Es así como entramos propiamente al territorio de la moralidad (§ 105 y siguientes). La moralidad es, repitámoslo, el momento en que la voluntad se toma a sí misma como objeto, vuelve sobre sí. Es necesario tener presente lo que Hegel entiende por la “vuelta reflexiva sobre sí a través de su Otro”. Primero, “volver hacia sí” significa que la voluntad reconoce su valor infinito y aprende que su desafío no consiste en dominar a las cosas externas sino dominarse a sí misma: es su propia subjetividad la que tiene valor, la fuente autónoma de la ley moral. Luego, “volver hacia sí” significa que al querer la ley, la voluntad se determina y determinándose se otorga un contenido, se hace concreta, se hace real. Querer la ley significa para la voluntad salir de sí para darse una existencia, una presencia real, mediante la unidad de lo particular de su querer con lo universal de la norma. Hegel llama Concepto a esta unidad que se manifiesta en la existencia: “la subjetividad constituye la existencia del Concepto” . Hegel concede así a la subjetividad el valor más alto: es la presencia del concepto en lo existente, la unión encarnada de la voluntad individual y la ley universal. La subjetividad es el gran principio moral de los tiempos modernos. Lo que impulsa al movimiento del agente moral es su propia acción sobre sí y puesto que elige “algo”, se determina, se hace voluntad “subjetiva” y no sólo voluntad “arbitraria”. Ejecuta una acción, pero acción sobre sí. A la subjetividad ya no le es impuesto nada como le sucede al hombre primitivo o al hombre inculto.

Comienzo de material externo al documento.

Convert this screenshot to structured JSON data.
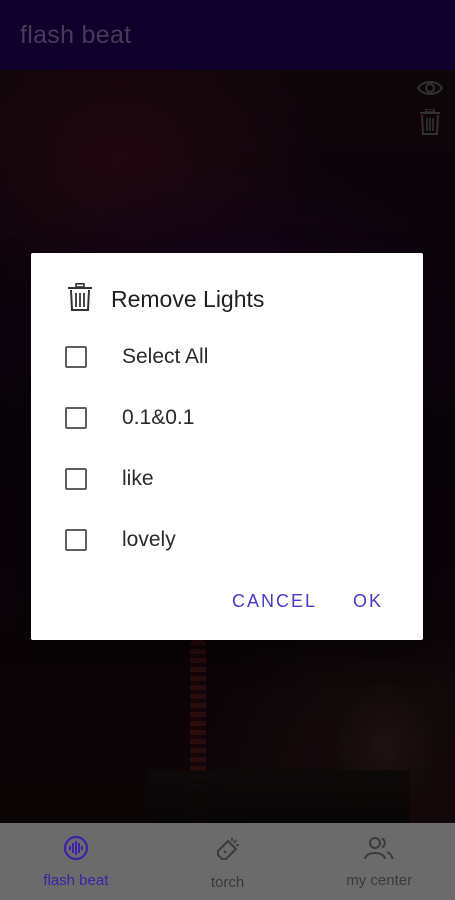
{
  "app": {
    "title": "flash beat"
  },
  "side_icons": {
    "eye": "eye-icon",
    "trash": "trash-icon"
  },
  "dialog": {
    "title": "Remove Lights",
    "title_icon": "trash-icon",
    "options": [
      {
        "label": "Select All",
        "checked": false
      },
      {
        "label": "0.1&0.1",
        "checked": false
      },
      {
        "label": "like",
        "checked": false
      },
      {
        "label": "lovely",
        "checked": false
      }
    ],
    "cancel_label": "CANCEL",
    "ok_label": "OK"
  },
  "bottom_nav": {
    "items": [
      {
        "label": "flash beat",
        "icon": "flash-beat-icon",
        "active": true
      },
      {
        "label": "torch",
        "icon": "flashlight-icon",
        "active": false
      },
      {
        "label": "my center",
        "icon": "people-icon",
        "active": false
      }
    ]
  },
  "colors": {
    "appbar_bg": "#1e0050",
    "accent": "#4a3bc4",
    "nav_active": "#3b22a8",
    "nav_bg": "#6b6b6b"
  }
}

La moralidad es justamente “la figura del derecho de la voluntad subjetiva. Según este derecho, la voluntad es y reconoce únicamente lo que es suyo…” Una acción no puede ser buena o mala en sí, porque primero tiene que ser una acción “humana”, es decir ser conocida y querida por un agente. El sujeto tiene que “estar” en lo que hace, él debe actuar y esa acción debe ser su acción: “lo que entra en cuestión en la moralidad es el interés propio del hombre y su elevado valor consiste en que se sabe a sí mismo y se determina” . Este es el aspecto positivo de la acción subjetiva. No obstante, esta voluntad es aún “subjetiva”, es decir está recluida en el polo del sujeto que tiene frente a sí el polo objetivo. El ser del sujeto es aún diferente de lo que le sujeto debe moralmente ser y por ello, la ley se le muestra como una obligación: “…el punto de vista moral es el punto de vista de la relación y del “deber ser” o de la exigencia” . En la moralidad, la integración de lo particular y lo universal es aún imperfecta y por ello es una “relación”, lo que quiere decir “encuentro entre dos”. Como normalmente hay una diferencia entre lo que el sujeto es y lo que debe ser, la acción del sujeto moral consiste justamente en tratar de borrar esta diferencia, diferencia que existe porque estamos ante alguien que quiere ser subjetivo y moral, a la vez. Como puede verse desde ahora, la acción de la subjetividad moral, si es extremadamente importante, no puede ser la última realidad de la acción humana, porque ella resiente esta diferencia entre ser y deber ser, y enfrenta lo substancial del Concepto como lo existente exterior. El parágrafo § 109 expone de manera muy general el proceso por el cual la subjetividad busca superar esta diferencia, auto-determinándose por una parte y objetivándose por la otra, mediante tres momentos: primero, al auto-otorgarse un contenido, la voluntad se particulariza, pero este contenido, este “ser puesto por ella misma” es un límite; luego, su actividad consiste en superar este límite que ella misma ha impuesto, es decir busca que su contenido pase al mundo objetivo, adquiera existencia; finalmente, si logra esa objetivación de su contenido, el resultado debe ser idéntico a su motivación: es el fin concreto que persigue. La acción moral se muestra entonces teleológica: el sujeto quiere actuar, su propósito es la acción, quiere realizar su subjetividad, manifestar-se.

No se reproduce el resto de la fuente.